UK targeted with bizarre spam subjects
New research by security firm McAfee has found that spammers are trapping users across Europe by using messages disguised as legitimate reply emails containing “out of office” or “undeliverable” in the subject.
The research looked at the impact spam is having on international commerce and the reaction to it. One impact of spam is to block an IP address based entirely on geolocation or by blocking access to emails containing foreign languages, the report said.
“Actions such as these generally stem from foreign-language spams reaching executive decision makers who then demand an administrator respond to specific language-based criteria,” the report said. “These sorts of policy decisions are unlikely to be regularly reviewed, and represent a digital bias against certain languages or countries that could affect legitimate communications.”
The report turned up some interesting finding about the tactics used by spammers to target UK businesses.
Bounce-back emails, those containing ‘failure notice’, ‘undeliverable’ and other similar messages, were very popular with addresses ending in .com, filling four of the top ten spam subjects. Half of the top ten spam messages sent to .org addresses contained bounce-back subjects, including four of the top five.
In the UK however the domain .co.uk contained no bounce-back emails in the top 15. Spam email subjects here tended to be much more bizarre, with headings such as “Salute, man!”, “I’m locked in room”, “Your house switched off” and “What’s with bar?” registering.

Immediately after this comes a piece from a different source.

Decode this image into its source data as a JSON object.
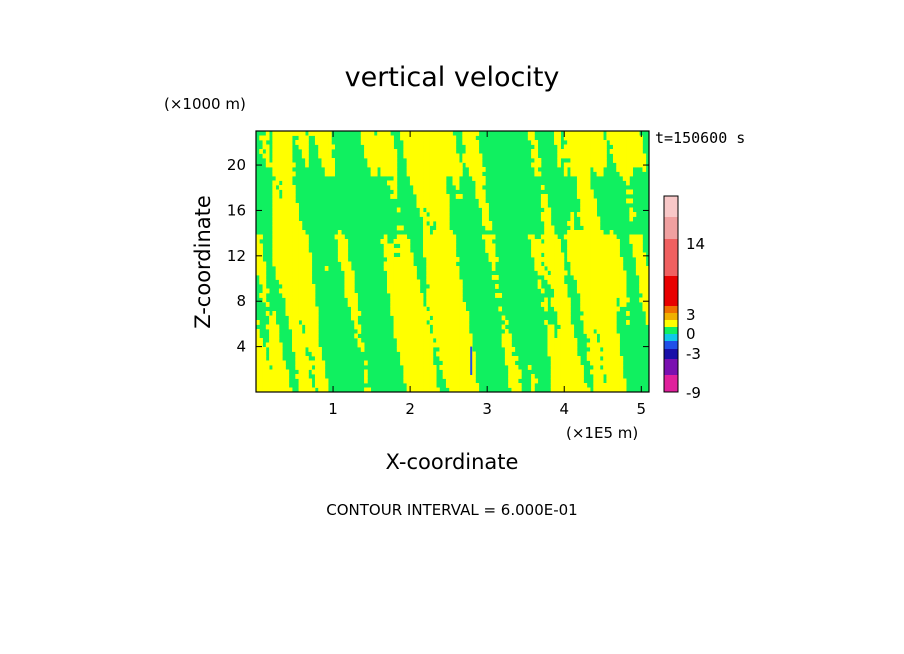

“Given that United Kingdom spam is also in English, we might assume that techniques that work in the U.S. country code would also work in .uk. However, that’s not the case, so we imagine that U.K. email addresses have been left out of the forged From addresses through some conscious action by spammers,” said the report.
“We don’t really know whether someone chose one country code over another,” the report continued. “Perhaps an algorithm merely appended .com or .org to the end of a randomly generated string, but the practice stands in stark contrast to spam behaviour in the .us world.”